The board’s decision averted a potentially serious crisis in the city’s relations with the Sikh community, because none of the gurdwaras in the city has an explicit permit for its Nishan Sahib.

A negative decision could have spilled over to the gurdwaras on Ross St. and Skeena St., despite the fact that the city’s director of planning has the discretion to allow exemptions to the height bylaws.

All that was known for sure is that once a Nishan Sahib goes up, it does not come down except for maintenance or religious observances. Any attempt to remove the Nishan Sahib would have been news — bad news — from here to India and around the world.

But sanity prevailed when the Board of Variance heard appeal submissions by the Khalsa Darbar executive, led by Indermohan Singh Sohi.

In a strange turn of events, a city planning officer was on hand to indicate his support for the Khalsa Darbar presentation, effectively supporting their appeal of his own department’s decision. Citing new submissions by the society and previous “misunderstanding,” he said the city “can and does” support the height violation.

Behind the scenes, Vision Vancouver councillors Raymond Louie, George Chow and I had worked to find a solution. City staff found the exit strategy in their “can and does” submission.

The bizarre saga began when the gurdwara committee installed the religious symbol during the 2004 civic strike as conversion of the former church was completed. With City Hall behind picket lines, no permits were available, but the society believed none was required for this vital religious symbol, as important to a gurdwara as a cross is to a church.

Using the services of a professional engineer, the committee build the Nishan Sahib to the standards in place at other gurdwaras. Even when lowered, it remains within the gurdwara property lines.

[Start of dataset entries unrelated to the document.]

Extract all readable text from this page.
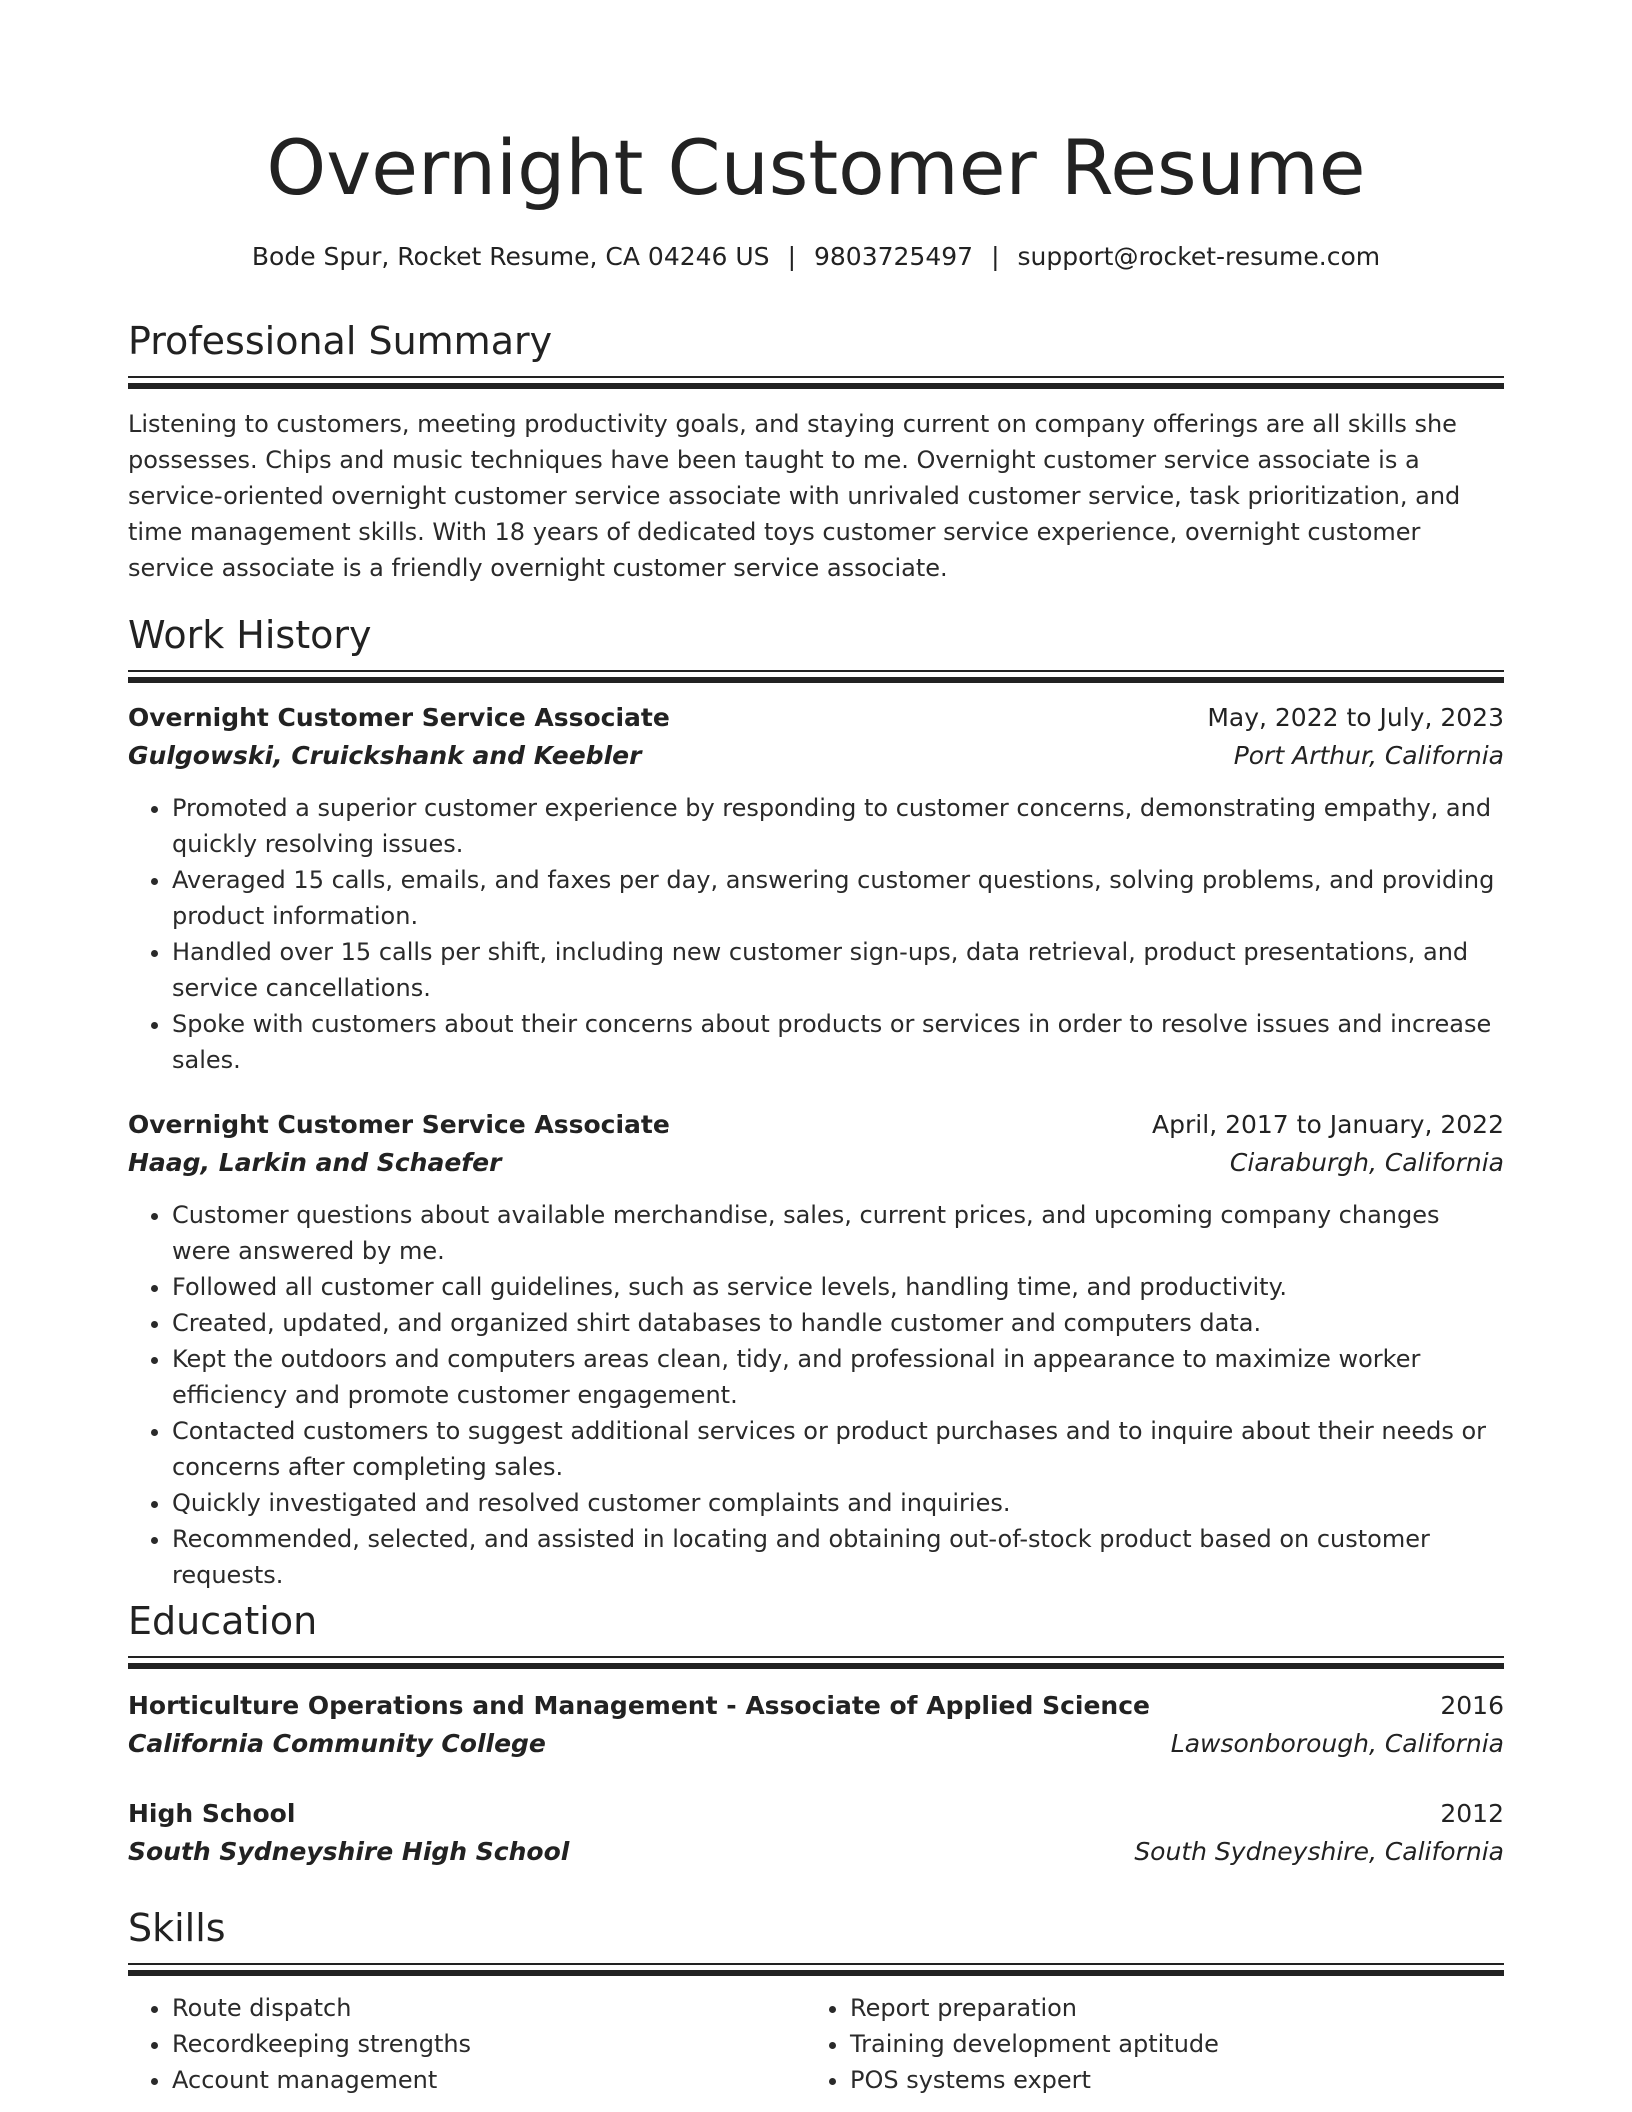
Overnight Customer Resume
Bode Spur, Rocket Resume, CA 04246 US | 9803725497 | support@rocket-resume.com
Professional Summary

Listening to customers, meeting productivity goals, and staying current on company offerings are all skills she possesses. Chips and music techniques have been taught to me. Overnight customer service associate is a service-oriented overnight customer service associate with unrivaled customer service, task prioritization, and time management skills. With 18 years of dedicated toys customer service experience, overnight customer service associate is a friendly overnight customer service associate.

Work History
Overnight Customer Service Associate	May, 2022 to July, 2023
Gulgowski, Cruickshank and Keebler	Port Arthur, California
• Promoted a superior customer experience by responding to customer concerns, demonstrating empathy, and quickly resolving issues.
• Averaged 15 calls, emails, and faxes per day, answering customer questions, solving problems, and providing product information.
• Handled over 15 calls per shift, including new customer sign-ups, data retrieval, product presentations, and service cancellations.
• Spoke with customers about their concerns about products or services in order to resolve issues and increase sales.
Overnight Customer Service Associate	April, 2017 to January, 2022
Haag, Larkin and Schaefer	Ciaraburgh, California
• Customer questions about available merchandise, sales, current prices, and upcoming company changes were answered by me.
• Followed all customer call guidelines, such as service levels, handling time, and productivity.
• Created, updated, and organized shirt databases to handle customer and computers data.
• Kept the outdoors and computers areas clean, tidy, and professional in appearance to maximize worker efficiency and promote customer engagement.
• Contacted customers to suggest additional services or product purchases and to inquire about their needs or concerns after completing sales.
• Quickly investigated and resolved customer complaints and inquiries.
• Recommended, selected, and assisted in locating and obtaining out-of-stock product based on customer requests.
Education
Horticulture Operations and Management - Associate of Applied Science	2016
California Community College	Lawsonborough, California
High School	2012
South Sydneyshire High School	South Sydneyshire, California
Skills
• Route dispatch
• Recordkeeping strengths
• Account management
• Report preparation
• Training development aptitude
• POS systems expert
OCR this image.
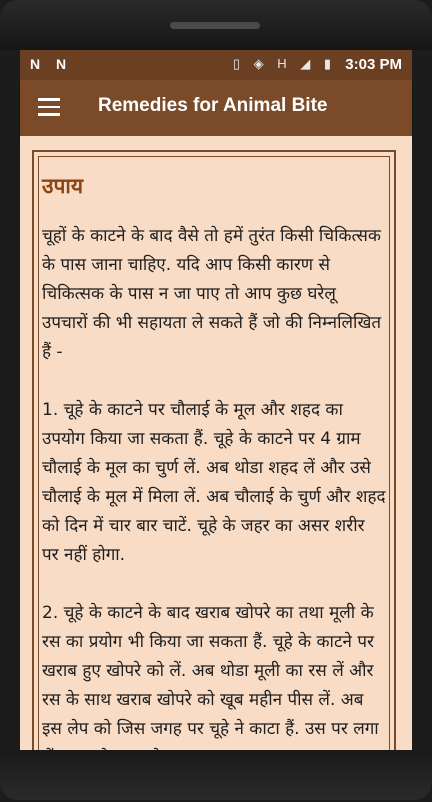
N N	▯ ◈ H ◢ ▮ 3:03 PM
Remedies for Animal Bite
उपाय

चूहों के काटने के बाद वैसे तो हमें तुरंत किसी चिकित्सक के पास जाना चाहिए. यदि आप किसी कारण से चिकित्सक के पास न जा पाए तो आप कुछ घरेलू उपचारों की भी सहायता ले सकते हैं जो की निम्नलिखित हैं -

1. चूहे के काटने पर चौलाई के मूल और शहद का उपयोग किया जा सकता हैं. चूहे के काटने पर 4 ग्राम चौलाई के मूल का चुर्ण लें. अब थोडा शहद लें और उसे चौलाई के मूल में मिला लें. अब चौलाई के चुर्ण और शहद को दिन में चार बार चाटें. चूहे के जहर का असर शरीर पर नहीं होगा.

2. चूहे के काटने के बाद खराब खोपरे का तथा मूली के रस का प्रयोग भी किया जा सकता हैं. चूहे के काटने पर खराब हुए खोपरे को लें. अब थोडा मूली का रस लें और रस के साथ खराब खोपरे को खूब महीन पीस लें. अब इस लेप को जिस जगह पर चूहे ने काटा हैं. उस पर लगा
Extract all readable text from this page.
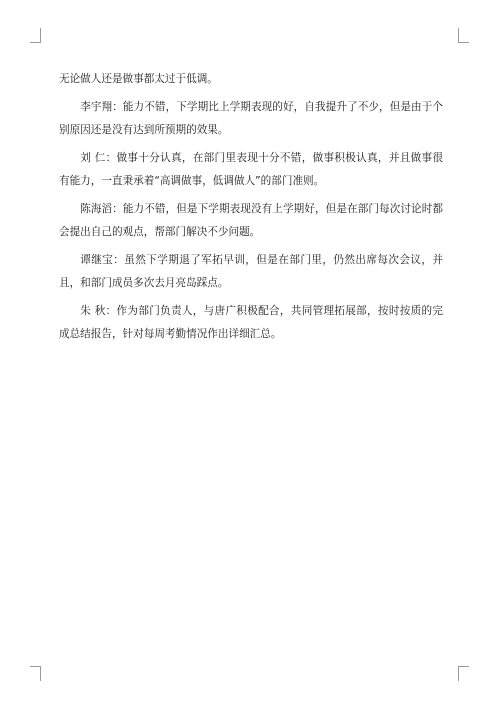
无论做人还是做事都太过于低调。

李宇翔：能力不错，下学期比上学期表现的好，自我提升了不少，但是由于个别原因还是没有达到所预期的效果。

刘 仁：做事十分认真，在部门里表现十分不错，做事积极认真，并且做事很有能力，一直秉承着“高调做事，低调做人”的部门准则。

陈海滔：能力不错，但是下学期表现没有上学期好，但是在部门每次讨论时都会提出自己的观点，帮部门解决不少问题。

谭继宝：虽然下学期退了军拓早训，但是在部门里，仍然出席每次会议，并且，和部门成员多次去月亮岛踩点。

朱 秋：作为部门负责人，与唐广积极配合，共同管理拓展部，按时按质的完成总结报告，针对每周考勤情况作出详细汇总。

Later, when city officials objected to the Nishan Sahib’s height, the gurdwara committee immediately applied for a permit. Neighbours were advised of the application and few, if any, expressed any concern.

But the city planning department refused to approve the application in a decision issued in August 2008.

The Khalsa Darbar Society appealed to the Board of Variance in September and to candidates for city council, particularly those from Vision Vancouver.

Soon after November’s election, Meggs and Chow urged city staff to hear additional submissions from the Khalsa Darbar Society. Sohi and other committee members assembled  photos and documentary material for review by staff and the Board of Variance.

The result was a quick and simple end to a complex bureaucratic tale, more proof, if any is needed, that navigating city rules “can and does” require patience and a sense of humour.